I have three on 24x7 (two are outside). That gets the longest lifetime out of them. I have a few more that I turn on once in the evening and off when I go to bed. Everything else is incandescent.
“...The local electric co-op recently mailed
their customers a free CFL bulb...I returned mine...”
-
You should have returned it ‘broken’...
and claimed that it arrived that way...
and that you were feeling ill...
and that you were on your way to see your doctor...
and that your attorney would be contacting them...
Boy do I have a salt story. I’ll wait. (It was low BTW).
Maybe we’ll all have to get light bulb handicap stickers for our front doors to have them. Can’t wait until they make us go to the special counter to purchase them and sign that we aren’t using them illegally.
Whether the incandescent bulb is too hot, too wasting of energy or what not should not really be the business of government.

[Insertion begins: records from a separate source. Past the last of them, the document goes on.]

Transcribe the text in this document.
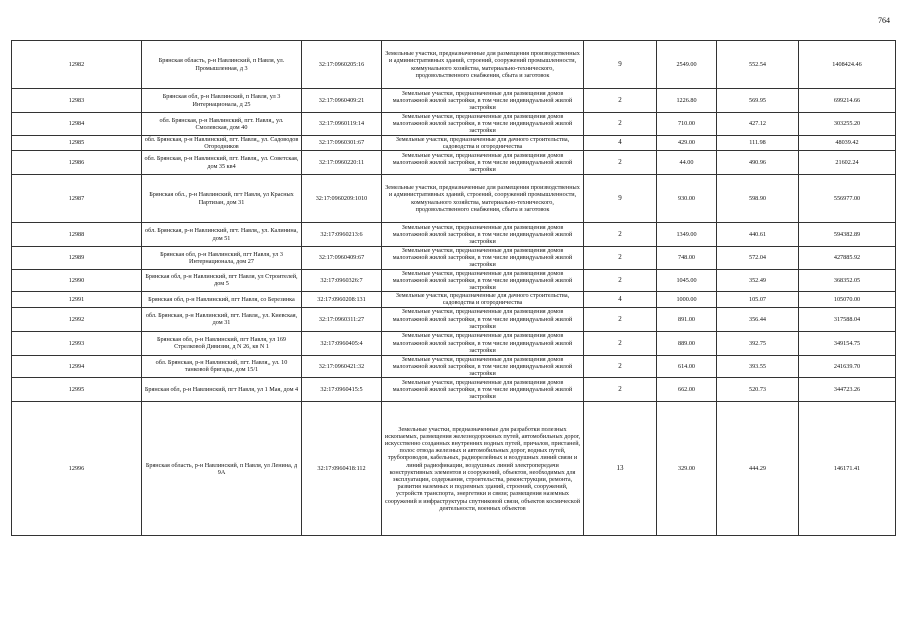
764
12982	Брянская область, р-н Навлинский, п Навля, ул. Промышленная, д 3	32:17:0960205:16	Земельные участки, предназначенные для размещения производственных и административных зданий, строений, сооружений промышленности, коммунального хозяйства, материально-технического, продовольственного снабжения, сбыта и заготовок	9	2549.00	552.54	1408424.46
12983	Брянская обл, р-н Навлинский, п Навля, ул 3 Интернационала, д 25	32:17:0960409:21	Земельные участки, предназначенные для размещения домов малоэтажной жилой застройки, в том числе индивидуальной жилой застройки	2	1226.80	569.95	699214.66
12984	обл. Брянская, р-н Навлинский, пгт. Навля,, ул. Смолевская, дом 40	32:17:0960119:14	Земельные участки, предназначенные для размещения домов малоэтажной жилой застройки, в том числе индивидуальной жилой застройки	2	710.00	427.12	303255.20
12985	обл. Брянская, р-н Навлинский, пгт. Навля,, ул. Садоводов Огородников	32:17:0960301:67	Земельные участки, предназначенные для дачного строительства, садоводства и огородничества	4	429.00	111.98	48039.42
12986	обл. Брянская, р-н Навлинский, пгт. Навля,, ул. Советская, дом 35 кв4	32:17:0960220:11	Земельные участки, предназначенные для размещения домов малоэтажной жилой застройки, в том числе индивидуальной жилой застройки	2	44.00	490.96	21602.24
12987	Брянская обл., р-н Навлинский, пгт Навля, ул Красных Партизан, дом 31	32:17:0960209:1010	Земельные участки, предназначенные для размещения производственных и административных зданий, строений, сооружений промышленности, коммунального хозяйства, материально-технического, продовольственного снабжения, сбыта и заготовок	9	930.00	598.90	556977.00
12988	обл. Брянская, р-н Навлинский, пгт. Навля,, ул. Калинина, дом 51	32:17:0960213:6	Земельные участки, предназначенные для размещения домов малоэтажной жилой застройки, в том числе индивидуальной жилой застройки	2	1349.00	440.61	594382.89
12989	Брянская обл, р-н Навлинский, пгт Навля, ул 3 Интернационала, дом 27	32:17:0960409:67	Земельные участки, предназначенные для размещения домов малоэтажной жилой застройки, в том числе индивидуальной жилой застройки	2	748.00	572.04	427885.92
12990	Брянская обл, р-н Навлинский, пгт Навля, ул Строителей, дом 5	32:17:0960326:7	Земельные участки, предназначенные для размещения домов малоэтажной жилой застройки, в том числе индивидуальной жилой застройки	2	1045.00	352.49	368352.05
12991	Брянская обл, р-н Навлинский, пгт Навля, со Березинка	32:17:0960208:131	Земельные участки, предназначенные для дачного строительства, садоводства и огородничества	4	1000.00	105.07	105070.00
12992	обл. Брянская, р-н Навлинский, пгт. Навля,, ул. Киевская, дом 31	32:17:0960311:27	Земельные участки, предназначенные для размещения домов малоэтажной жилой застройки, в том числе индивидуальной жилой застройки	2	891.00	356.44	317588.04
12993	Брянская обл, р-н Навлинский, пгт Навля, ул 169 Стрелковой Дивизии, д N 26, кв N 1	32:17:0960405:4	Земельные участки, предназначенные для размещения домов малоэтажной жилой застройки, в том числе индивидуальной жилой застройки	2	889.00	392.75	349154.75
12994	обл. Брянская, р-н Навлинский, пгт. Навля,, ул. 10 танковой бригады, дом 15/1	32:17:0960421:32	Земельные участки, предназначенные для размещения домов малоэтажной жилой застройки, в том числе индивидуальной жилой застройки	2	614.00	393.55	241639.70
12995	Брянская обл, р-н Навлинский, пгт Навля, ул 1 Мая, дом 4	32:17:0960415:5	Земельные участки, предназначенные для размещения домов малоэтажной жилой застройки, в том числе индивидуальной жилой застройки	2	662.00	520.73	344723.26
12996	Брянская область, р-н Навлинский, п Навля, ул Ленина, д 9А	32:17:0960418:112	Земельные участки, предназначенные для разработки полезных ископаемых, размещения железнодорожных путей, автомобильных дорог, искусственно созданных внутренних водных путей, причалов, пристаней, полос отвода железных и автомобильных дорог, водных путей, трубопроводов, кабельных, радиорелейных и воздушных линий связи и линий радиофикации, воздушных линий электропередачи конструктивных элементов и сооружений, объектов, необходимых для эксплуатации, содержания, строительства, реконструкции, ремонта, развития наземных и подземных зданий, строений, сооружений, устройств транспорта, энергетики и связи; размещения наземных сооружений и инфраструктуры спутниковой связи, объектов космической деятельности, военных объектов	13	329.00	444.29	146171.41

You want LED systems ? Knock yourself out as long as you don;t vote for a bureaucrat that forces me to buy what I think is value for money for myself.
LET THE FREE MARKET DECIDE. If the value for money of Edisons invention drops to a point where it is no longer economical to own them, people will abandon them.
Why do we allow politicians and bureaucrats to decide this for us ? First, the light bulb, then what next ? Eat your veggies three times a day or else.... ???
What kind of people are we becoming ?
I just realized that my post could be misunderstood as a joke or a wise crack.
What I was asking about was the odor that comes from the sewer line in unused plumbing fixtures, when the water in the p-trap evaporates from non use.
There's a reason those suckers are subjected to government regulation.
Now, going back up the line to the consumer, that's where the demand for power comes from.
In reality there's not much demand on the grid that comes from incandescent lights because they are used only for residential lighting these days, which has been the case since WWII.
The argument you should be making is that there's NO ADVANTAGE in discontinuing incandescent bulbs used for residential lighting. On the other hand, there is an advantage in regulating power plants ~ and that's because the wind blows, water flows, people breath, and so forth.
Ironically, the future of lighting is LEDs. They’re even more energy efficient than CFL’s and have none of the drawbacks. Governments shouldn’t be wasting their time pushing dead-end CFL technology; but that would require them to act logically, and that’s expecting too much.